Scripture readings for 4/14

Palm Sunday is the climax of our Lenten journey of repentance and renewal. The praises of the crowd foreshadowed the victory which Jesus was to win over sin, death, and the devil. With repentant hearts we join our Lord’s triumphant entry into Jerusalem, confident of his everlasting rule and greeting him as our eternal King. May we follow him with confidence from Holy Week to Easter and from earth to heaven.

  • The Gospel reading: Jesus rides into Jerusalem as a king, but he rides on to die. In that way, he brought about the promised eternal reign of forgiveness, life, and salvation.
  • The Old Testament reading: Zechariah describes the coming of the Messiah using the image of the king triumphantly returning to Jerusalem from battle, having established his rule over the nations.
  • The New Testament reading: The Christ who entered Jerusalem in great humility is also the Savior who will be victorious and reign over all creation.

The Gospel reading:

Luke 19:28-40

Jesus’ entry to Jerusalem was to establish in the public mind his claim to messiahship. The mode of entry, seated on a humble donkey, was in keeping with the biblical thought of a royal personage coming in peace. However, in his earthly poverty he even needed a borrowed animal to ride upon. The cries of greeting, with a royal carpet of garments, identified Jesus with the promised descendant of King David, the ruler of a kingdom which would last forever. But his kingdom very soon had to be rejected for God’s plan of salvation to unfold. It is still rejected by the vast majority to this day.
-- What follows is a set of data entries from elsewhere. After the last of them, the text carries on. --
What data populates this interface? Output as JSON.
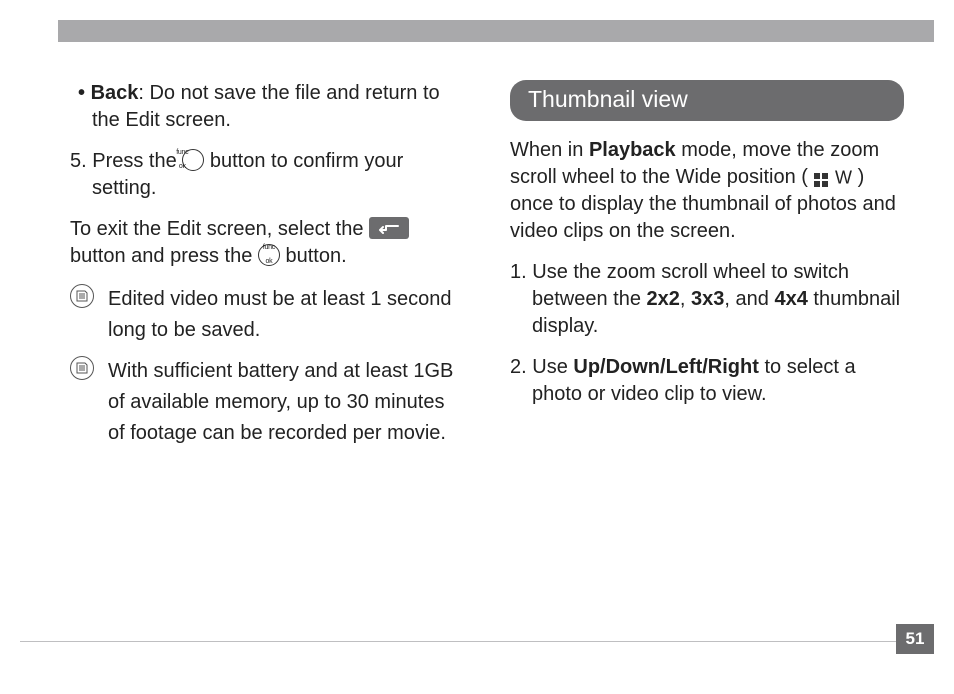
{
  "page_number": "51",
  "left": {
    "back_label": "Back",
    "back_desc": ": Do not save the file and return to the Edit screen.",
    "step5_num": "5.",
    "step5_a": "Press the ",
    "step5_b": " button to confirm your setting.",
    "exit_a": "To exit the Edit screen, select the ",
    "exit_b": " button and press the ",
    "exit_c": " button.",
    "note1": "Edited video must be at least 1 second long to be saved.",
    "note2": "With sufficient battery and at least 1GB of available memory, up to 30 minutes of footage can be recorded per movie."
  },
  "right": {
    "heading": "Thumbnail view",
    "intro_a": "When in ",
    "intro_playback": "Playback",
    "intro_b": " mode, move the zoom scroll wheel to the Wide position ( ",
    "intro_c": " ) once to display the thumbnail of photos and video clips on the screen.",
    "wide_letter": "W",
    "s1_num": "1.",
    "s1_a": "Use the zoom scroll wheel to switch between the ",
    "s1_2x2": "2x2",
    "s1_sep1": ", ",
    "s1_3x3": "3x3",
    "s1_sep2": ", and ",
    "s1_4x4": "4x4",
    "s1_b": " thumbnail display.",
    "s2_num": "2.",
    "s2_a": "Use ",
    "s2_dirs": "Up/Down/Left/Right",
    "s2_b": " to select a photo or video clip to view."
  },
  "icons": {
    "func_top": "func",
    "func_bot": "ok"
  }
}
The Pharisees recognized the symbolism of Jesus’ manner of arrival, as well as the messianic overtones in the cries of the crowd. Also, they might have feared that shouts of praise to the king would draw a violent response from the Romans, as it could have been viewed as anti-imperial. In his reply to the Pharisees, Jesus accepts the people’s praises as appropriate, implying that he truly is Israel’s King who comes in the name of Yahweh. His kingdom is not one of earthly power and might, but an expression of peace in heaven, which the Father gives to all who come in repentance.

The Old Testament reading:

Zechariah 9:9-10

A donkey was common for transportation in biblical times. But in this context, the reference to the donkey is likely meant to evoke the image of an ideal king who rules justly and accepts his rule with humility, not pomp and arrogance. Perhaps Zechariah had in mind the entrance of King David’s son Solomon into Jerusalem on a donkey the day he was crowned king (1 Kings 1:33), and is looking forward to great David’s even Greater Son. When Jesus entered the city of Jerusalem on a donkey, the people shouted praises and blessings. The crowd certainly interpreted Jesus’ action as a claim to royalty based on this prophecy.

The New Testament reading:

Philippians 2:5-11

Jesus laid aside his rights as God in order to become the world’s servant. During his earthly ministry, Jesus encouraged his disciples to follow this example (Mark 10:45), and St. Paul urges the Philippians and us to do the same.

Jesus did not hesitate to lay aside his godly rights and majesty by assuming human form. This he did in order to undergo the humiliation and curse of human death, to serve the greatest need of humanity. During this time of Christ’s “state of humiliation” (described in verses 6–8), Jesus did not make full use of the divine powers communicated to his human nature, was found in lowly appearance as a man, and made himself obedient to death.

After the cross, however, comes the crown. Jesus now exercises every power, prerogative and glory of the Godhead which is rightfully his. Every knee must bow, whether in wondrous gratitude for free salvation, or in facing final judgment upon its persistent rejection. Today, Christ is in his “state of exaltation” (described in verses 9–11), and he again makes full use of his power to rule over all things for the good of his people.